Goodreads // France, 1714: in a moment of desperation, a young woman makes a Faustian bargain to live forever-and is cursed to be forgotten by everyone she meets.
Thus begins the extraordinary life of Addie LaRue, and a dazzling adventure that will play out across centuries and continents, across history and art, as a young woman learns how far she will go to leave her mark on the world.
But everything changes when, after nearly 300 years, Addie stumbles across a young man in a hidden bookstore, and he remembers her name.
Thank you so SO much to NetGalley and Titan Books for the wonderful opportunity to read this amazing book early, for free in exchange for an honest review!
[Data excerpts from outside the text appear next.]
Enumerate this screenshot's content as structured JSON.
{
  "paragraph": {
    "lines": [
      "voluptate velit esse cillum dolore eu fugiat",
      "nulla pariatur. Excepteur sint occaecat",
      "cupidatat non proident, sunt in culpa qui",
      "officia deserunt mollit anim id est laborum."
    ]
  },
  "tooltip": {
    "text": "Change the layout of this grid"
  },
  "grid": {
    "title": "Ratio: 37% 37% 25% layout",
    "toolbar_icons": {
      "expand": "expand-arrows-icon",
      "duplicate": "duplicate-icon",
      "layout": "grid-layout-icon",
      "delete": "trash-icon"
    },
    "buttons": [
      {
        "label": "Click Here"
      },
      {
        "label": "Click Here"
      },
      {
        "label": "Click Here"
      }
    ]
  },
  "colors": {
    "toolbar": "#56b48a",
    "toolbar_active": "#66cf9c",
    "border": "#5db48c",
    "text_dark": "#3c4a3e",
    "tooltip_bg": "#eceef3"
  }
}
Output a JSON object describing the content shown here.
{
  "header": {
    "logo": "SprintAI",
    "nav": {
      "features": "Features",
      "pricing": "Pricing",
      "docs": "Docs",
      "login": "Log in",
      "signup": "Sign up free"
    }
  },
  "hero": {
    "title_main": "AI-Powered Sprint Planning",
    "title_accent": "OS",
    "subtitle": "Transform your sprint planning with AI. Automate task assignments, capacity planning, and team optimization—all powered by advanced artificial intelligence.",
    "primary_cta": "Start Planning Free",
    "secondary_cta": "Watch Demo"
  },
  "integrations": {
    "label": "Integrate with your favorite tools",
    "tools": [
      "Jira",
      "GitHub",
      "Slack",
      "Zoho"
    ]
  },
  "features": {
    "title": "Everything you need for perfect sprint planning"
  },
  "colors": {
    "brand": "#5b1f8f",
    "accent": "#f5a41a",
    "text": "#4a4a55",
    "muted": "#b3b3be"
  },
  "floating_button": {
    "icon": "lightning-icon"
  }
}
I don’t even know where to start with this review. This book is such a journey. The Invisible Life of Addie LaRue was one of my most anticipated releases for this year but I didn’t really have many expectations because if there’s one thing I know about this author is that she’s always unpredictable and brilliant, and this book, in that sense, did not disappoint.
Addie’s story is unique, unpredictable, so incredibly sad, nostalgic, and marvelous but it was quite an emotional ride for me. This is the type of story that is best savored slowly. I realized I could profoundly relate to Addie, Henry, and even Luc. They were so otherworldly and yet so real – and most of all such incredibly morally grey characters. I understand how they have become who they are, why they made those choices, but that does not mean those actions and consequences are inherently good, bad, or that I support them. I will not go into detail about any of the characters, though, it’s best to leave it as a surprise.
The prose was just beautiful. I can’t say this enough, V. E. Schwab is such an amazing writer and in terms of writing style alone, she might be my absolute favorite. This book is an experience. I wanted to quote every sentence I kid you not. (But it’s an arc so I don’t think I should/can? Will definitely buy a physical copy and highlight and annotate the hell out of it, mark my words.)
And the ending. I have mixed feelings about it. The last two parts of this book were my favorite moments, I’d give this 5 stars just for those chapters – and the actual ending is satisfying, you don’t finish this book wanting more (well, maybe a little). It’s probably the best we could hope for considering this story, but it’s a bit of a bittersweet ending and I wish it had ended on a slightly different note.
Overall, The Invisible Life of Addie LaRue is an incredible book, a nostalgic, real, and unique read and I enjoyed it reading it slowly. In all honesty, it’s not my favorite book by this author (that’s Vicious), probably because of the tone but I’m very glad I read it!